Advertisement

California’s Show-Me-the-Money Governor

Share

SACRAMENTO

Gov. Gray Davis has pocketed political money from some of the biggest, baddest names in the corporate corruption scandals.

WorldCom $109,000. Adelphia $52,500. Enron $120,000. Global Crossing execs $120,050. Arthur Andersen and its parent $54,000.

Does anybody care?

Republican rival Bill Simon Jr. has been hammered politically for using offshore tax shelters that the Internal Revenue Service contends may be illegal. Davis, it turns out, received $86,500 from the accounting firm that recommended the shelters. The firm, KPMG LLP, is being sued by the IRS.

Advertisement

Other rich businessmen who used the shelters are major Davis bankrollers. They include Maurice Marciano, CEO of clothier Guess?, $125,000, and Richard J. Heckmann, former chairman of U.S. Filter Corp., $40,000.

Times reporter Dan Morain dug up this donor data and laid it on my desk. Does it interest anybody? Should it?

Simon’s political sin, after all, has been refusing to release his tax returns, thereby inviting the question: What else is he hiding?

By contrast, Davis isn’t hiding anything, says Garry South, the governor’s political strategist.

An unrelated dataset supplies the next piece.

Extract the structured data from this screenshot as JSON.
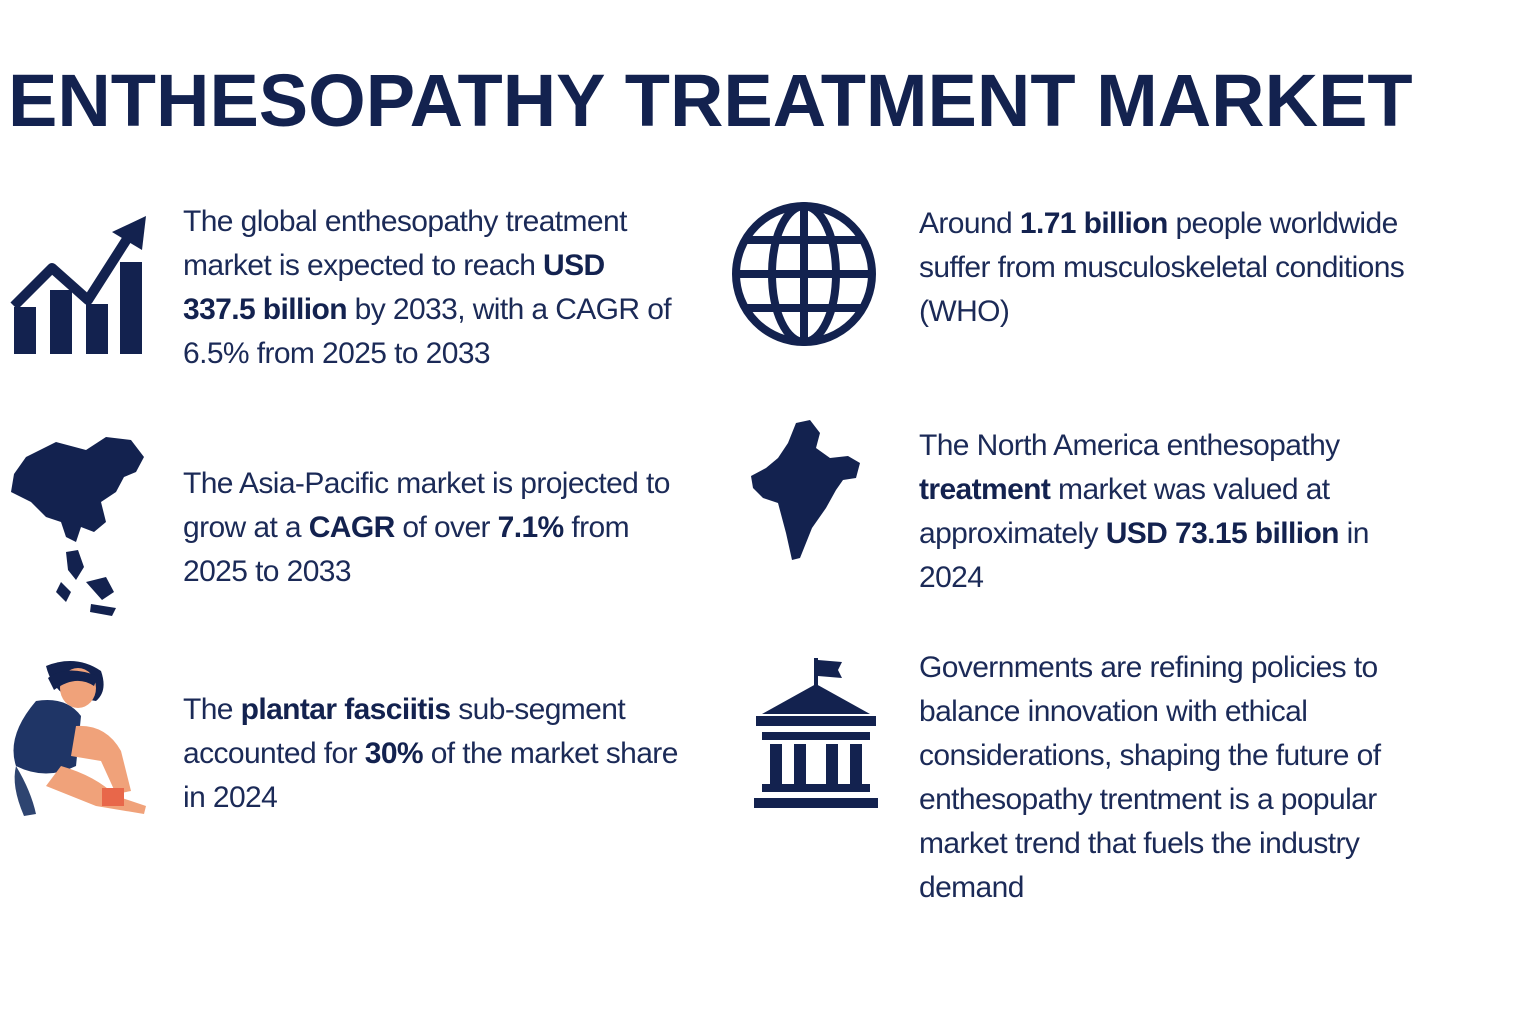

Davis released his tax returns. The law requires him to report his campaign contributions. They’re out there, South notes, “for everyone to see and make whatever they want to of them.... They’re subject to a lot of interpretation.”

Yes they are.

One question that Davis invites is why doesn’t he return the money given him by some of his more smelly donors, like WorldCom and Enron. Many politicians have. When asked about keeping Enron’s offerings, Davis said the energy company was the bad actor; why reward it with money.

But the governor did return $25,000 that Oracle gave him days after it signed a no-bid, overpriced, $95-million software contract with his administration. That donation was too odorous, fueling the perception that political money sways Davis policy.

Advertisement

Indeed, Capitol lobbyists believe they must “pay to play.”

“It’s a commonly accepted theory that with this administration, the more you give the better you’re treated,” says one government relations consultant.

There are too many suspicious examples to flatly reject the notion:

* Davis signed legislation during the growing budget crisis to give prison guards a 34%, $1-billion pay raise by 2006. He also fulfilled their wish by proposing to close five private prisons. Weeks later, the guards union gave him $251,000--on top of $411,000 they already had donated or raised for his campaign. In 1998, they spent $2.3 million on his election.

* The governor was in the Capitol discussing education policy with leaders of the California Teachers Assn. when he suddenly blurted: “I need $1 million from you guys.” Nobody responded, but he apparently was seeking a repeat of their 1998 generosity when they kicked in $1.3 million.

The list is long.

“Nobody’s going to accuse Davis of saying, ‘Give me the money or I won’t do this,’ ” says political reformer Bob Stern, president of the Center for Governmental Studies. “It’s more the fear that if you don’t give him the money, no telling what he might do. And I’m sure he cultivates that.”

Davis is an obsessive money grubber who says he’s merely protecting himself from super-rich, self-financed rivals. As of June 30, he had $31.6 million stashed.

Do voters sniff a stench? Sure.

A Field poll 18 months ago found that two-thirds of Californians believed that Davis was influenced by campaign money. A recent Field survey showed him with a negative job performance rating: 41% approval, 49% disapproval.

Advertisement

The two are linked. It was Davis’ initial handling of the energy crisis that caused his job rating to plummet. But it’s the “integrity” issue that keeps the rating negative.

Is the stench strong enough to repel voters from Davis in November? Enough to elect Simon? Probably not yet. (Davis leads by 7 points in the Field poll.)

“The simple truth is that most voters think all of us in the political process are corrupt. It’s an eye-roller,” says Democratic consultant Darry Sragow. “My advice always is to take the money because if you don’t, you’re broke.”

Simon strategist Sal Russo says the voters’ “esteem” for Davis is lowered by his incessant money soliciting. But its impact on their voting, he adds, will hinge on the size and reaction of two groups: angry “lovers scorned” who think he has taken corporate money and sold out the liberal agenda, and mainstreamers who believe he’s preoccupied with fund-raising and has neglected his job.

Ferocious fund-raising is Davis’ biggest strength and it’s also his biggest weakness.

He’s got money to attack Simon on TV about tax returns and business ventures. He knows that to win, this must be a Davis vs. Simon race. If it’s the good Davis vs. the bad Davis, Davis loses.